Mysterious charges could be popping up in your phone billPosted: Updated:
SURPRISE, Ariz., - Sarah Mulleneaux first noticed a suspicious charge on her AT&T cell phone bill last month.
“Had no problems with them up until the point where I found the $9.99 charge on my bill that I never signed up for,” Sarah said.
The charges were from a company not associated with AT&T are listed on the bill under mobile purchases and downloads.
“It was called Too Lazy Text alerts and so I researched it,” she said. “Basically they're a text service that sends you alerts like horoscopes or whatever you signed up for.”
Problem is, Sarah says she never signed up for the service and never received any text.
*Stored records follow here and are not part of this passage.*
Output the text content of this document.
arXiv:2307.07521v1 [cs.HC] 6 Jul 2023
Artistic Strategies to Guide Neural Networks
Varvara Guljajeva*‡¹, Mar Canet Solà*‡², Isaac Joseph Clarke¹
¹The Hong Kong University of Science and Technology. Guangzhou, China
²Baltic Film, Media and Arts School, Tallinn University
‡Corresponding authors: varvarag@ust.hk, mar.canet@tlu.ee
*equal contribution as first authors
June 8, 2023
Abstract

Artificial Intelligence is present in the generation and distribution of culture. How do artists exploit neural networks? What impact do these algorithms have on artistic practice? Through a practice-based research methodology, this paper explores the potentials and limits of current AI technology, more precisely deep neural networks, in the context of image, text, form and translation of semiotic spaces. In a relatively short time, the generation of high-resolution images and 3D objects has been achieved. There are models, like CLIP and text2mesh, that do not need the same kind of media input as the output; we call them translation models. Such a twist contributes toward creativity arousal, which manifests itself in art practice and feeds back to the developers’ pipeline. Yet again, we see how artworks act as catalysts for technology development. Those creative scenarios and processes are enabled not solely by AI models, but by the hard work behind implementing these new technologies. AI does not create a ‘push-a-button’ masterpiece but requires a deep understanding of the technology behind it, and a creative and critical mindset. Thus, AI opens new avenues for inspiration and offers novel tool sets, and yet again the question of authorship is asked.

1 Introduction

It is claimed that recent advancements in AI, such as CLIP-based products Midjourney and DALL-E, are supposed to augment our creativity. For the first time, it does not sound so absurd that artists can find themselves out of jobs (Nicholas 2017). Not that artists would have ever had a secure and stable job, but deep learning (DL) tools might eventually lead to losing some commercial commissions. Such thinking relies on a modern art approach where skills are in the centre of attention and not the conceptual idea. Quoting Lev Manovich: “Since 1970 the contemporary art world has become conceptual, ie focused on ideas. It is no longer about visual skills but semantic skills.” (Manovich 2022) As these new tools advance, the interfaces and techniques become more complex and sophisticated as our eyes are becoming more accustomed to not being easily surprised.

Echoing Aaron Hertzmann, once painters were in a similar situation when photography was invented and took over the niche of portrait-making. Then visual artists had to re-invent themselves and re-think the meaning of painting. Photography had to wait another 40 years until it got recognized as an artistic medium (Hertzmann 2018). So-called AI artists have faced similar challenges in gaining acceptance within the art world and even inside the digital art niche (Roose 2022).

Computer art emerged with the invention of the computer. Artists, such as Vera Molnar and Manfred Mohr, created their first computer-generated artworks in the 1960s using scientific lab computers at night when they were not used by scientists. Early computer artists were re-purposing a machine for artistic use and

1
After looking back at old bills, she realized she had been charged $10 a month for at least a year.
“I was surprised and I was mad too because after I found out who they were I went back 12 months worth of bills and found that charge.
I just couldn't believe they're charging me each month,” Sarah said.
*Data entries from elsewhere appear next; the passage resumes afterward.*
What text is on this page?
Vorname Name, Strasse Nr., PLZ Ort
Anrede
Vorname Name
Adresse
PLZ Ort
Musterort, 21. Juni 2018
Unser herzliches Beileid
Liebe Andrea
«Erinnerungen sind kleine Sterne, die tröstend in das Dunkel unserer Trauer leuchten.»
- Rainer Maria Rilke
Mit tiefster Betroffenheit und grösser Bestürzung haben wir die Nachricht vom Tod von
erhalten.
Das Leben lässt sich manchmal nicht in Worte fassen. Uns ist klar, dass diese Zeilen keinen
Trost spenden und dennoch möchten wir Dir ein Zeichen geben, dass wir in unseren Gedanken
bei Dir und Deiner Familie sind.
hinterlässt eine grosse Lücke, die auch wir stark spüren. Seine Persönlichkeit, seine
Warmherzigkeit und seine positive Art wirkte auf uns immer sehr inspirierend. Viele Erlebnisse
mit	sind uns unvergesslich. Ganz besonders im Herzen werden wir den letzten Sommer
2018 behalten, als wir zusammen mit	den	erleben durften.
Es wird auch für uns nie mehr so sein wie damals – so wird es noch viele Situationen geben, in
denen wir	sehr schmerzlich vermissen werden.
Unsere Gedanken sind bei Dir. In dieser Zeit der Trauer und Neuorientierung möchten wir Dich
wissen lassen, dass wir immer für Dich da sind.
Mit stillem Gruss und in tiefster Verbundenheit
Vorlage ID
Adding unauthorized charges to your phone bill is a practice called cramming, and according to Felicia Thompson with the Better Business Bureau, it's a problem with countless victims.
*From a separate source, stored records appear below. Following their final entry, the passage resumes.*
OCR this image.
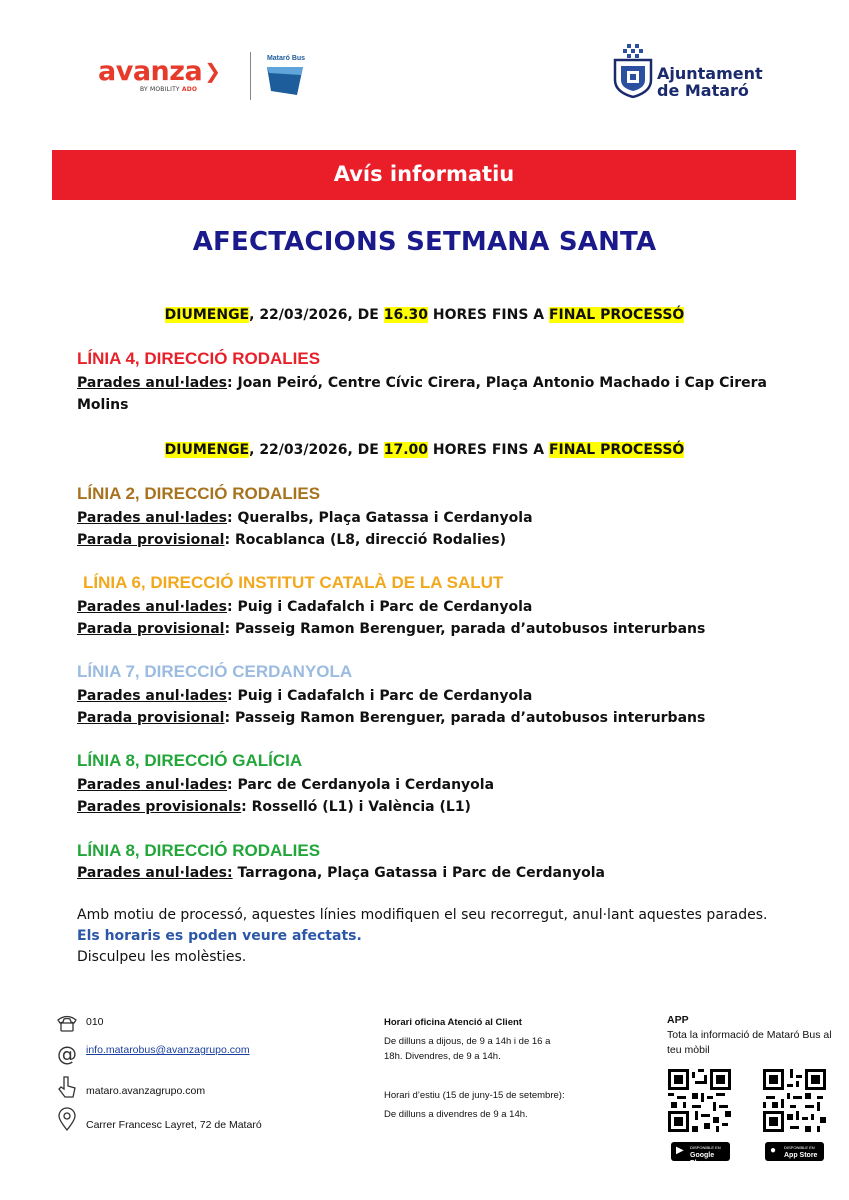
avanza ❯
BY MOBILITY ADO
Mataró Bus
Ajuntament
de Mataró
Avís informatiu
AFECTACIONS SETMANA SANTA
DIUMENGE, 22/03/2026, DE 16.30 HORES FINS A FINAL PROCESSÓ
LÍNIA 4, DIRECCIÓ RODALIES
Parades anul·lades: Joan Peiró, Centre Cívic Cirera, Plaça Antonio Machado i Cap Cirera
Molins
DIUMENGE, 22/03/2026, DE 17.00 HORES FINS A FINAL PROCESSÓ
LÍNIA 2, DIRECCIÓ RODALIES
Parades anul·lades: Queralbs, Plaça Gatassa i Cerdanyola
Parada provisional: Rocablanca (L8, direcció Rodalies)
LÍNIA 6, DIRECCIÓ INSTITUT CATALÀ DE LA SALUT
Parades anul·lades: Puig i Cadafalch i Parc de Cerdanyola
Parada provisional: Passeig Ramon Berenguer, parada d’autobusos interurbans
LÍNIA 7, DIRECCIÓ CERDANYOLA
Parades anul·lades: Puig i Cadafalch i Parc de Cerdanyola
Parada provisional: Passeig Ramon Berenguer, parada d’autobusos interurbans
LÍNIA 8, DIRECCIÓ GALÍCIA
Parades anul·lades: Parc de Cerdanyola i Cerdanyola
Parades provisionals: Rosselló (L1) i València (L1)
LÍNIA 8, DIRECCIÓ RODALIES
Parades anul·lades: Tarragona, Plaça Gatassa i Parc de Cerdanyola
Amb motiu de processó, aquestes línies modifiquen el seu recorregut, anul·lant aquestes parades.
Els horaris es poden veure afectats.
Disculpeu les molèsties.
010
@ info.matarobus@avanzagrupo.com
mataro.avanzagrupo.com
Carrer Francesc Layret, 72 de Mataró
Horari oficina Atenció al Client
De dilluns a dijous, de 9 a 14h i de 16 a
18h. Divendres, de 9 a 14h.
Horari d’estiu (15 de juny-15 de setembre):
De dilluns a divendres de 9 a 14h.
APP
Tota la informació de Mataró Bus al
teu mòbil
▶ DISPONIBLE EN
Google Play
● DISPONIBLE EN
App Store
“Unfortunately, third party billers can bill to your phone bill,” Thompson said.
The Federal Trade Commission received thousands of cramming complaints last year.
The Arizona Attorney General's office tells 3 On Your Side it's also looking into several complaints involving cramming.
Thompson says companies who cram often advertise a "free" service when there's actually a subscription fee for it.
“Some of the programs that you might be signing up for inadvertently sign you up for monthly billing cycles. So, anything from ringtones, to anything you can download online so, we're warning people,” Thompson said.
After spending hours trying to get the text service canceled and her money back, Sarah says AT&T finally refunded her about $40.
She's also added a purchase blocker to her account.
“Because that's the only way to stop it from happening because a purchase blocker blocks any purchases and you have to put a code in order to purchase something,” Sarah said.
Sarah says she never thought to check for a charge she didn't authorize and now scours her bill for the fees and says you should too.
“Go through your online bill if you have online billing just go through it, comb through it all the way until you make sure you know there's no charges,” she said.
The day after 3 On Your Side aired this report, AT&T agreed to credit $200 to Sarah's account.